The particular lamp to which he refers only has a 200 hour life under average conditions, which presumably is not the case here.
I'm not the OP, but 0.6 Ohm sounds like the cold filament resistance, which has little to do with the load of the bulb. If it was really .6 Ohm it would be over 300W. If halogen bulbs are failing, regular bulbs should fail just as quick.
Sorry that I haven't gotten back to the group on this. It seems that there are two of these bulbs operated in a VERTICAL position in the light bar. I don't understand the theory behind the horizontal recommendation but perhaps thats the cause of the problem.

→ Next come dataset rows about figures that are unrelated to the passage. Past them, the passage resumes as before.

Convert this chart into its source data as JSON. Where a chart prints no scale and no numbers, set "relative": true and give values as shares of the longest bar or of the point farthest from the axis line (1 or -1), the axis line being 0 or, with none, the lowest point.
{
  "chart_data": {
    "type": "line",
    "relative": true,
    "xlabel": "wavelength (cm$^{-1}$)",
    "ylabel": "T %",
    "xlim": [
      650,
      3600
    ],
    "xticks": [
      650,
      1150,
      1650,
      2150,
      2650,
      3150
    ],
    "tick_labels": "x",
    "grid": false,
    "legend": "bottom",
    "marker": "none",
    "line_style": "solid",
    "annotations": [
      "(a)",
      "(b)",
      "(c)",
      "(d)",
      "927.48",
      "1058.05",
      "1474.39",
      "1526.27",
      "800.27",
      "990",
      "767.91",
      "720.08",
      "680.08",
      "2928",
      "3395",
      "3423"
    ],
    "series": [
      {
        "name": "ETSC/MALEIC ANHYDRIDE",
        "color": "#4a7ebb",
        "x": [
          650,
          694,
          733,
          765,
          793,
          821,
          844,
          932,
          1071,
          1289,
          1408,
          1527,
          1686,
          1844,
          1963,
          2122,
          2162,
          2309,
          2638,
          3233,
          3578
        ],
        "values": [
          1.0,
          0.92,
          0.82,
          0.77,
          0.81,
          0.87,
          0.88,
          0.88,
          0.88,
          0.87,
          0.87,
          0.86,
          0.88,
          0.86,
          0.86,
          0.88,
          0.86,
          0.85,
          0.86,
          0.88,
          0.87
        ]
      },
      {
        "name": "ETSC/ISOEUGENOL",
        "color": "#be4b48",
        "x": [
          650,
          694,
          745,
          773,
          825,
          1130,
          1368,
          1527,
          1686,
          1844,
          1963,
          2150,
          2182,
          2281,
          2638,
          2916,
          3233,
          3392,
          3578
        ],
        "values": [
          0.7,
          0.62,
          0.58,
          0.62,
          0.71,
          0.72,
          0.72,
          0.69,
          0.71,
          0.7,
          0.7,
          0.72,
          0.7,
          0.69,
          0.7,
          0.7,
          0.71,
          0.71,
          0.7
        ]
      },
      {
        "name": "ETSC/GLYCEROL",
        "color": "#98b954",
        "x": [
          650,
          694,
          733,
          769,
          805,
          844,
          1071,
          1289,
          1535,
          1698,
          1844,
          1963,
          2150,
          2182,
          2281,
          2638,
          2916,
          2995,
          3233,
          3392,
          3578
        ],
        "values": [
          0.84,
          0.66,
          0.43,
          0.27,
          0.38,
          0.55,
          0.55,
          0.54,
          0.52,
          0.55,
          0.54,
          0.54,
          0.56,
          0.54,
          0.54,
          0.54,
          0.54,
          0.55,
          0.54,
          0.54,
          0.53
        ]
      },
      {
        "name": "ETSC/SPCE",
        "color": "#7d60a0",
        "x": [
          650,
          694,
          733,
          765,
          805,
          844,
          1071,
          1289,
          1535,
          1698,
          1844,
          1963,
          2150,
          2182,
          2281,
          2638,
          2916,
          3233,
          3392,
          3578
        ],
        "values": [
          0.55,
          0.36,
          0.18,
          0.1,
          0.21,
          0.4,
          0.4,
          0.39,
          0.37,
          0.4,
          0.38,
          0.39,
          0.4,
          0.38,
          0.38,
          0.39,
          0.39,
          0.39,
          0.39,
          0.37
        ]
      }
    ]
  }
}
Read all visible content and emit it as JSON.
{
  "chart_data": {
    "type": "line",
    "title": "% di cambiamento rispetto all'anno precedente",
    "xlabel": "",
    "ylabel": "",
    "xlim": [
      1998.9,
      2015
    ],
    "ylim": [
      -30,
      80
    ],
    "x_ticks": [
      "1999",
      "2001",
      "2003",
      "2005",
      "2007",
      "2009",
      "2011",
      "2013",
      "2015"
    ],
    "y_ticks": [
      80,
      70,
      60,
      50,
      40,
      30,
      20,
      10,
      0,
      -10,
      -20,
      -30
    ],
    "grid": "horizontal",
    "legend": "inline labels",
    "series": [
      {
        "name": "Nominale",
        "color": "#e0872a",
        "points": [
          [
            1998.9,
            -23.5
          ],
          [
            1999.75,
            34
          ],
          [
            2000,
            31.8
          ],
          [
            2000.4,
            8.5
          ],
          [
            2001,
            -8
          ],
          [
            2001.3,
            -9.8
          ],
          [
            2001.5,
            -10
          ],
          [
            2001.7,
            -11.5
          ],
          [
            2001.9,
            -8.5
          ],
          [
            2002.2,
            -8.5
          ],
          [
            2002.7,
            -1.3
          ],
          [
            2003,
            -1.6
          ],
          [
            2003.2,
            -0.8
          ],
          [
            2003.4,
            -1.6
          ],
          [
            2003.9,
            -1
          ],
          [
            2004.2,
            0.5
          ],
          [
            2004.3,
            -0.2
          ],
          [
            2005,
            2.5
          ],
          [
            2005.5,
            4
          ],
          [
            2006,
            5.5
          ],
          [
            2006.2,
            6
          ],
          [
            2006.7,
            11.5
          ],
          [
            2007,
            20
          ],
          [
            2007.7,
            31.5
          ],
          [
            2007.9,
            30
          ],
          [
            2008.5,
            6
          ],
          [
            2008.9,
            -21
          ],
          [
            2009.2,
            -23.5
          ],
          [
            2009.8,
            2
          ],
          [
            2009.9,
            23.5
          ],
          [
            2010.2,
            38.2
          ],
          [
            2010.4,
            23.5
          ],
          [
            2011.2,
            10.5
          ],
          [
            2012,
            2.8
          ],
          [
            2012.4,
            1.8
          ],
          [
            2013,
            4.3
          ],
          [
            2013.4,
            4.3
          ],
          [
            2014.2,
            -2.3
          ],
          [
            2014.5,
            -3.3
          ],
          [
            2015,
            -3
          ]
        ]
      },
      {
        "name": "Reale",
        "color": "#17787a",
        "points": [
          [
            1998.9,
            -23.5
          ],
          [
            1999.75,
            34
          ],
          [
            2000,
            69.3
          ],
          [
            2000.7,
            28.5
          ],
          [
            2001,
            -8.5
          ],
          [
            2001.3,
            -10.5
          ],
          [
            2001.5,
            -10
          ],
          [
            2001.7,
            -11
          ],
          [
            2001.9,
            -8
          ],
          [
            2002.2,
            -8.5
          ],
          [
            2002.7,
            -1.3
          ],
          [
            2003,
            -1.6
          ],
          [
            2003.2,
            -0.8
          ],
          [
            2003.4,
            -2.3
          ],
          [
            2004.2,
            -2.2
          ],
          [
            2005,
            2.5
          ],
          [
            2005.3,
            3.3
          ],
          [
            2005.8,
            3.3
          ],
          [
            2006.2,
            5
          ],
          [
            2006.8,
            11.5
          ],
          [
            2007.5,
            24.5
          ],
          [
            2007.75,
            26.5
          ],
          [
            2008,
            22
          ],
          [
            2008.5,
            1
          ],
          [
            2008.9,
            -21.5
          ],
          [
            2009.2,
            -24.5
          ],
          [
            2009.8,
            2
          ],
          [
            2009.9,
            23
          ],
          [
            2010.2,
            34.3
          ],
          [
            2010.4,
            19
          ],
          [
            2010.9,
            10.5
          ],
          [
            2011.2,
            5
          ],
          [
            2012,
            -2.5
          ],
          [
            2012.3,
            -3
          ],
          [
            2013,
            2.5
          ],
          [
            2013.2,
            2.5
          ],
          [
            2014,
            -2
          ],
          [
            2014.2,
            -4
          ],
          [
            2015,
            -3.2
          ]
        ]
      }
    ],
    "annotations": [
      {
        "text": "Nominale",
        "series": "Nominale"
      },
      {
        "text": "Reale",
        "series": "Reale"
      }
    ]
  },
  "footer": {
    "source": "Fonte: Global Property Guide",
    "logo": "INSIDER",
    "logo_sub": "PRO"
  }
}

Perhaps I should chaulk it up to a poor design and just replace them with a couple of standard tungsten bulbs.Lenny.
I'm beginning to think my premature headlight failures are due to a less than 100% good electrical connection at the bulb, as I noticed with the last failure that the connection seemed a little loose. (I've done all the obvious checks and handling precautions and still go through H7 bulbs like popcorn). This time I put some electrical conductive greese on the spade lugs before plugging the light in and its been working fine for a while now...time will tell.
For years now I use Deoxit to clean the socket then apply DC-4 grease when I replace the bulb. This seems to be especially benifical on my camper and boat trailer lights and trailer connections.